More Oil-Food Deception Detailed
Iraq took in twice as much as previously thought by
working the
system, investigators say.
From Times Wire Services
November 16, 2004
WASHINGTON — Former Iraqi President Saddam Hussein's regime reaped more
than $21 billion from kickbacks and smuggling before and during the
U.N. "oil-for-food" program, twice as much as previous estimates,
Senate investigators said Monday.
The revenue, taken in between 1991 and 2003, was obtained by imposing
surcharges on oil, taking kickbacks on civilian goods and smuggling oil
directly to willing governments, Senate investigators said at a
hearing.
"The magnitude of fraud perpetrated by Saddam
Hussein in contravention of U.N. sanctions and the oil-for-food program
is staggering," said Sen. Norm Coleman (R-Minn.), chairman of the
Senate Permanent Subcommittee on Investigations. "This is like an onion
— we just keep uncovering more layers and more layers."
The
new figures on Iraq's alleged surcharges, kickbacks and smuggling are
based on documents obtained by the subcommittee. The documents
illustrate how Iraqi officials and foreign companies and politicians
apparently contrived to bring vast illicit gains to Hussein's
government and how he tried to buy support abroad for a move to get the
United Nations to lift sanctions, officials said.
The new
Senate figure is about double the amount estimated by the U.S.

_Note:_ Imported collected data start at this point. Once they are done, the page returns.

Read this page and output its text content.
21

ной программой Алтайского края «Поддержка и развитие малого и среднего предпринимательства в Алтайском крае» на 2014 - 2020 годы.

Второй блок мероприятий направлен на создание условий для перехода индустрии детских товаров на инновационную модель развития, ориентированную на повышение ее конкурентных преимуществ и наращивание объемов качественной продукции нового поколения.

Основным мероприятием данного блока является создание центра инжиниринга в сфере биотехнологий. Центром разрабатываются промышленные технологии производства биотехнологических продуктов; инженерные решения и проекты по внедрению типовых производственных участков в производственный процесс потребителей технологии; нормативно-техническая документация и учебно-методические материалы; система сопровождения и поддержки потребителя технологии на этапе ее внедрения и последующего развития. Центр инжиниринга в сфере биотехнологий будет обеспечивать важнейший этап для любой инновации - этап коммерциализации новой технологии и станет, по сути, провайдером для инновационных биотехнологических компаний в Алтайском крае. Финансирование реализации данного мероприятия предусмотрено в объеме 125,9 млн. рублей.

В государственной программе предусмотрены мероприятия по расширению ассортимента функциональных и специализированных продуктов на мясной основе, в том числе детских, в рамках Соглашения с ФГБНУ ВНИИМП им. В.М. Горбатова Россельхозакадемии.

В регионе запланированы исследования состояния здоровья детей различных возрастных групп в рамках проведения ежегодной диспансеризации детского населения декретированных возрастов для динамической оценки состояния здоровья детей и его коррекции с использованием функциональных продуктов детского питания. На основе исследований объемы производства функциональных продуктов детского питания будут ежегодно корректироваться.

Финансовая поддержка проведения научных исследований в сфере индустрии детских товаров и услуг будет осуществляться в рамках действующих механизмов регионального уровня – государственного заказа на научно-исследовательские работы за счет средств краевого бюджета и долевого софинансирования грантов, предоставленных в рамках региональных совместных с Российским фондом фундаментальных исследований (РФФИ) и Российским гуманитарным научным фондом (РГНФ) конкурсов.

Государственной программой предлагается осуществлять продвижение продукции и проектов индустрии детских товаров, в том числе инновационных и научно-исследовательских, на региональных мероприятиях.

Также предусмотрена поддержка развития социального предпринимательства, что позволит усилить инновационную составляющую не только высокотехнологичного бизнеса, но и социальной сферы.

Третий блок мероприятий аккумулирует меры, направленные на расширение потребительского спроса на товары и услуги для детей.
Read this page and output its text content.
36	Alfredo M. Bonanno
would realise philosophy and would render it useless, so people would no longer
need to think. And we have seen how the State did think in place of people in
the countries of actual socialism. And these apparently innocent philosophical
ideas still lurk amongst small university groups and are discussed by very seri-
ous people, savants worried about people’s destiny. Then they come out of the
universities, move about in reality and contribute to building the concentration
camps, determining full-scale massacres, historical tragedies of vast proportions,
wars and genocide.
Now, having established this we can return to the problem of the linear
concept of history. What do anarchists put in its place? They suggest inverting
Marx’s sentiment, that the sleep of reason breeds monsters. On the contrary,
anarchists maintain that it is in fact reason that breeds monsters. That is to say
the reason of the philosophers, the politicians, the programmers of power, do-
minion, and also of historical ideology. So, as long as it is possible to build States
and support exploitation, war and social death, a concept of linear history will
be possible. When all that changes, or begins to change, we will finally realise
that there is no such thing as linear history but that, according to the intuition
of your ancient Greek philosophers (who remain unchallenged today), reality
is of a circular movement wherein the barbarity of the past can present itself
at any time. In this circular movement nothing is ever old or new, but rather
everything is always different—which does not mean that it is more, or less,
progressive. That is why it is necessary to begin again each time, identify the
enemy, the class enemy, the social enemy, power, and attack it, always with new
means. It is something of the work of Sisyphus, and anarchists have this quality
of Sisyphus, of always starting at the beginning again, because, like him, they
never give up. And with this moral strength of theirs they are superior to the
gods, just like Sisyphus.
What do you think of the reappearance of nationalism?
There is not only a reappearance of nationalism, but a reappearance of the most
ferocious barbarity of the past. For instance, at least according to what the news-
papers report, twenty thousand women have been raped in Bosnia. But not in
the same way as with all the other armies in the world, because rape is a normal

Government Accountability Office, which had pegged the gains at $10.1
billion.
The oil-for-food program began in December 1996 to
alleviate the impact of U.N. sanctions, imposed after Iraq invaded
Kuwait in 1990, on the Iraqi people. The Security Council allowed Iraq
to sell oil and buy food, medicine and other goods and let Baghdad draw
up its own contracts.
This left room for abuse in the
$64-billion program, administered by the United Nations and monitored
by a Security Council panel, including the United States, investigators
say.
Oil smuggling netted Hussein's regime about $9.7
billion, with other funds flowing from switching substandard goods for
top-grade ones, as well as exploiting food and medicine shipments to
Kurds in Iraq's north.
Coleman said the investigation was just beginning and criticized the
United Nations for not providing documents.